My first year of university was, well, not the best (read the saga here). For me, a huge part of that was the experience of living in halls, and not having any space from a toxic group of friends (including them not having space from me). And I’ve talked to people, without going in depth, about why I left that university, and so many people are completely unsurprised. Because halls suck, right? Living in a place with 50 people, sharing bathrooms, a kitchen, not ever being able to go to a place that’s completely quiet? I’ve been wanting to write this post for a while, but I wanted to make sure I was as un-biased as I could be. With that, let’s run through the pros and cons, based off my experience with it!
You don’t have your own space. Sure, you have your room, but, at least for me, I found that there was a constant flow of people going in and out of each other’s rooms. I wound wander to another room just to borrow a pen, and leave two hours later. But, while this is the worst when you have study to do, it can be a load of fun as well. There’s nothing better than having five people crammed on a bed watching a movie and eating pizza you got delivered. So, this is something that’s super dependent on who you are! I loved it for most of the year, but man oh man it really emphasized my loneliness by the end of it.
There’s a whole lot of noise. Again, this is really dependent on who you are, but it was the main thing I hated. People go out all the time. I’m talking Thursday, Friday, and Saturday, at the very least. Personally, I’m never very keen to go out to town, and although I went occassionally, I was more likely to be spending the night chilling in my room, and getting woken up at 2am when the bus dropped them all off. If you’re one of the types of people that wants to go out and drink all the time, though, it’s perfect! There’s no shortage of people who are keen to go out with you.
It’s easier to make friends, more difficult to lose them. I really don’t know how people manage to make good groups of friends just through lectures, because I only had one or two that I talked to, and no one I hung out with outside of class. In the hall, though, I was put with a whole heap of people that were also hoping to make friends, and we did so much together as a hall that you’re bound to meet someone. And although I complain a lot, I really did love those people, with all my heart, and we have so many good memories together. The issue was, though, that we lived what felt like years of friendship in just a few months. We became the best of friends, and had more drama than I’ve had with other friends I’ve been close with for a good six years. Almost everyone I talked to in the hall had some sort of drama, and while I’ll never say something like that is inevitable, it certainly is a lot harder to avoid.

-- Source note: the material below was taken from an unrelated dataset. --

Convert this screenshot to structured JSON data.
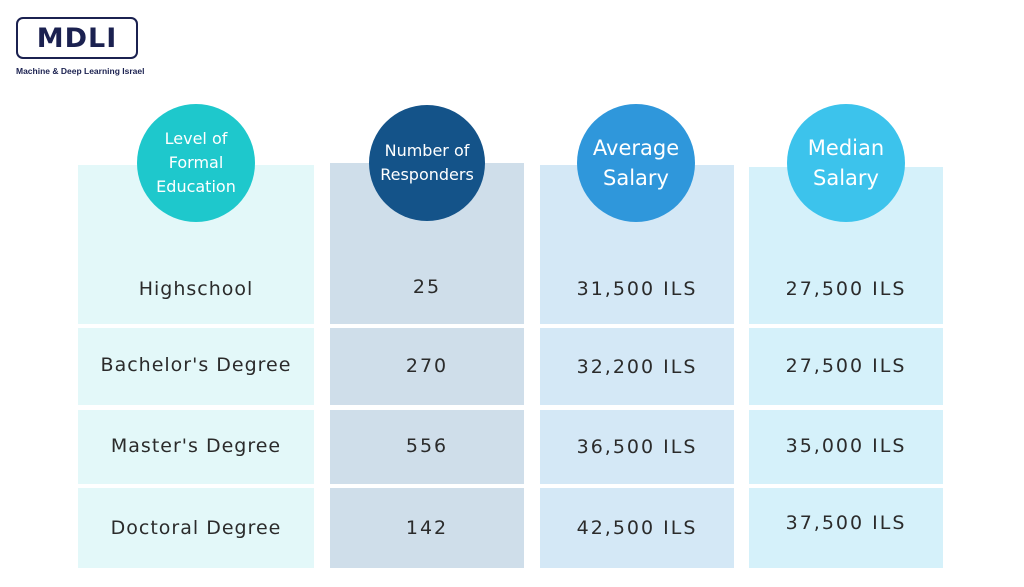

They look after you, which is helpful if you’re in a new city, like I was. “They” (being the people that run the hall) make sure that you’re happy, and it was definitely good to have people there that I knew I could ask all sorts of questions when I needed to. It’s also just a good stepping stone, rather than going straight from having parents looking after everything for you, to being completely on your own. I had some meals catered for me, but made my own breakfast, and it’s those sorts of in-between steps that really helped me. I think it made moving into a flat a lot easier to deal with! But if you think you’re quite an independent person, I wouldn’t recommend it. It can get sort of smothering, if that’s not what you’re used to.
Obviously, there’s no set list of things I can give you to say whether or not halls are 100% right for you. I found parts of it amazing, and parts of it horrible, and I think that’s true of most people. But I definitely think some people feel they have to do it, which isn’t true at all! There’s always people looking for a person to move into a spare room, so don’t feel like halls are your only option.
What were your thoughts on the hall life? Or are you looking at moving in this year? Let me know how it fit (or didn’t fitz) you!